Pesticides: Why or Why Not?

Pesticides contain chemicals that are often potent and very effective in treating plant pests. Most pesticides have a residual effect. That means that the residue left after treatment will last long enough to kill any pests that escaped the original treatment. The downside of pesticides is that they are toxic substances that can be harmful to people, pets, and the environment. This is especially true in enclosed indoor spaces. For that reason, I do not use or recommend the use of chemical pesticides. I understand that is a personal choice. Fortunately, there are safe alternatives.

Safe alternative treatments work only when they make direct contact with all of the pests. They do not have the residual effect that pesticides do. That means that safe treatments must be applied thoroughly enough that the spray makes direct contact with every single critter. If you miss a few, they will survive, reproduce, and the infestation will return. It is the failure to get complete coverage that is the primary reason such treatments fail.

So, the key to treating indoor plant pests effectively is to get complete coverage of all leaf and stem surfaces of the infested plant. That means spraying thoroughly enough that all of the leaves and stems are dripping wet as the spray solution washes over the plant surfaces. If you miss even a few of the nearly invisible juvenile pests, they will survive, reproduce, and the infestation will return. This is a messy task best done outside if possible.

For spider mites a solution of plain water mixed with a squirt of liquid dish soap is effective. For mealybugs and scale insects, mix 5 parts water with one part alcohol and a squirt of dish soap.

Fungus gnats are usually introduced with contaminated packaged potting soils that are used when people repot their plants. This is a common problem as packaged potting mixes are not regulated. The best solution is to not repot. Gnat larvae in the soil will mature, develop wings and fly out.

To treat fungus gnats, first remove and discard all loose soil from the top surface that is not in immediate contact with the roots. Doing so will also discard many of the larvae that live in the uppermost portion of soil and it will allow the soil in the root zone to dry out sooner. Letting the soil dry as deep as possible without harming the plant is the best solution because the gnat larvae require moisture to survive.

Mosquito Bits are a natural solution that can sometimes help. Yellow sticky traps help detect where the gnats are coming from.
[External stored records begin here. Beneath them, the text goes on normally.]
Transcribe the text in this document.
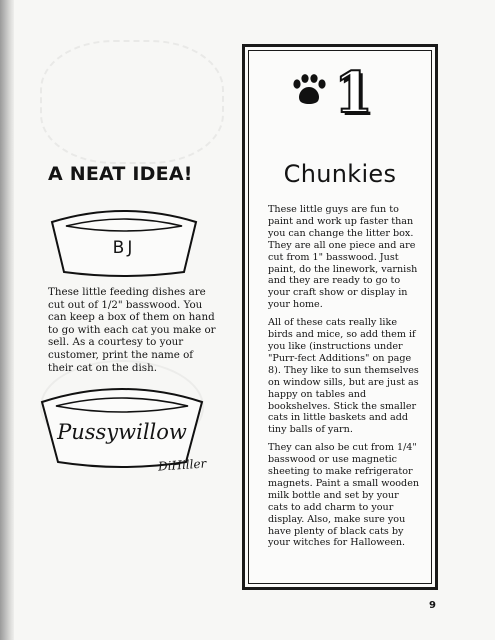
A NEAT IDEA!
BJ

These little feeding dishes are cut out of 1/2" basswood. You can keep a box of them on hand to go with each cat you make or sell. As a courtesy to your customer, print the name of their cat on the dish.

Pussywillow
DiHiller
1
Chunkies

These little guys are fun to paint and work up faster than you can change the litter box. They are all one piece and are cut from 1" basswood. Just paint, do the linework, varnish and they are ready to go to your craft show or display in your home.

All of these cats really like birds and mice, so add them if you like (instructions under "Purr-fect Additions" on page 8). They like to sun themselves on window sills, but are just as happy on tables and bookshelves. Stick the smaller cats in little baskets and add tiny balls of yarn.

They can also be cut from 1/4" basswood or use magnetic sheeting to make refrigerator magnets. Paint a small wooden milk bottle and set by your cats to add charm to your display. Also, make sure you have plenty of black cats by your witches for Halloween.

9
But the winged adults only live for about a week before they die of old age. Eradication of the larvae in the soil is the key. Sand, cinnamon, and diatomaceous earth, and other folk remedies are of very limited value in treating the gnat larvae.

Most other critters found in the soil are harmless and most will gradually die off on their own.

Of course, preventing pest problems in the first place should be an important goal. None of the treatments mentioned above is effective in preventing pest problems. Many years ago, I realized that I was finally having very few pest problems. I realized that as I had learned how to care for my plants better, there were fewer pest issues. That is because, like people, healthy plants have an excellent natural resistance to low-level pest and disease problems. A healthy, well-cared-for plant rarely will have pest problems.

The other side of that coin is that when you discover a pest on a plant, it is a good indication that that plant is under stress for other reasons, usually improper light or watering. It is quite possible to successfully treat a pest problem but the plant dies anyway; not because of the pests, but because of the underlying condition that was not corrected. So, whenever you discover pests on your plants, be sure to take that as a sign that your plants may have another underlying problem that needs to be corrected.